Ihre Sportsucht hielt sie vor ihrem gesamten Umfeld geheim. Franzi bekam Komplimente für ihren durchtrainierten Körper und wurde sogar nach Tipps gefragt. Auch von ihren Eltern wurde sie ermutigt, schließlich war sie nicht mehr untergewichtig. Sie hatte an Muskeln zugenommen und sah äußerlich wieder gesund aus. Dass es ihr innerlich gar nicht gut ging, merkte jedoch niemand.
Auswirkungen auf die Gesundheit
Die Sucht nach Sport bringt schwerwiegende Folgen mit sich. Das Ungleichgewicht von Be- und Entlastung kann zu einer Schwächung des Immunsystems und zu Schäden an Gelenken, Knochen, Sehnen, Bändern und Muskeln führen. Wird trotz Erkrankung oder Herz-Kreislauf-Beschwerden weiter trainiert, kann es zu Herzmuskelentzündungen, Herzversagen oder sogar zum Herzstillstand kommen. Vor allem bei Frauen treten häufig hormonelle Störungen auf. Die Regelblutung bleibt aus und es kann zu einer Abnahme der Knochendichte, bis hin zu Osteoporose kommen.
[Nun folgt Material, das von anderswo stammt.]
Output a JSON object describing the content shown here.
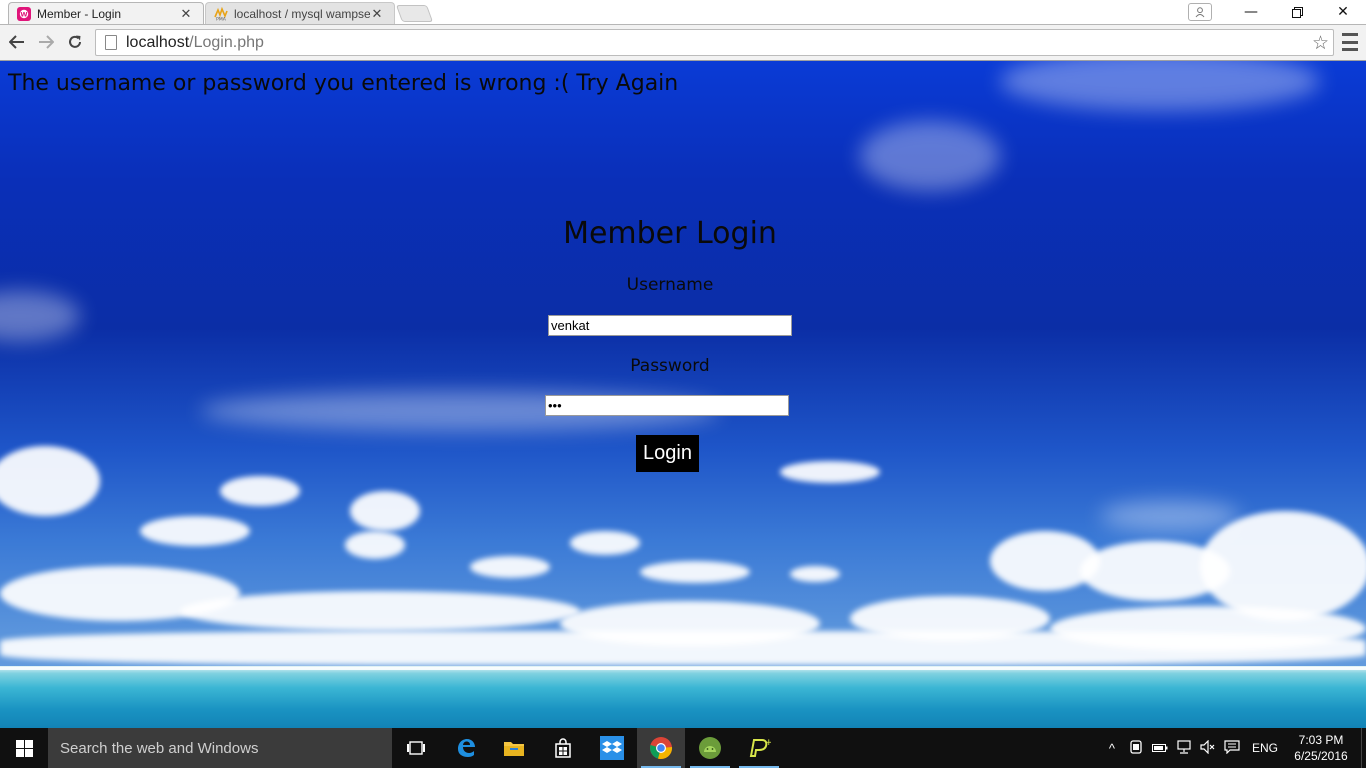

Franzi bekam ihre erste Periode mit 22. Durch ihre Mager- und Sportsucht hatte sie vorher keine Periode und hat nun ein sehr hohes Osteoporose-Risiko.
Sowohl Karsten Henkel als auch Franzi wünschen sich mehr Aufklärung zu diesem Thema. Studien und Forschungen gibt es bisher kaum. Um anderen zu helfen hat die 23-Jährige einen Instagram Account gestartet und macht sich gerade als Coach selbstständig. Sie möchte andere auf ihrem Weg raus aus der Sportsucht unterstützen. Franzi glaubt, dass es Betroffenen hilft, mit jemandem zu sprechen, der das Gleiche durchgemacht hat und von seinen eigenen Erfahrungen berichten kann. Sie selbst hat heute einen deutlich gesünderen Alltag. Es dreht sich nicht mehr alles um Sport, gesunde Ernährung und das „perfekte“ Aussehen. Ihr Ziel ist ein erfülltes Leben ohne Kontrolle und Zwang.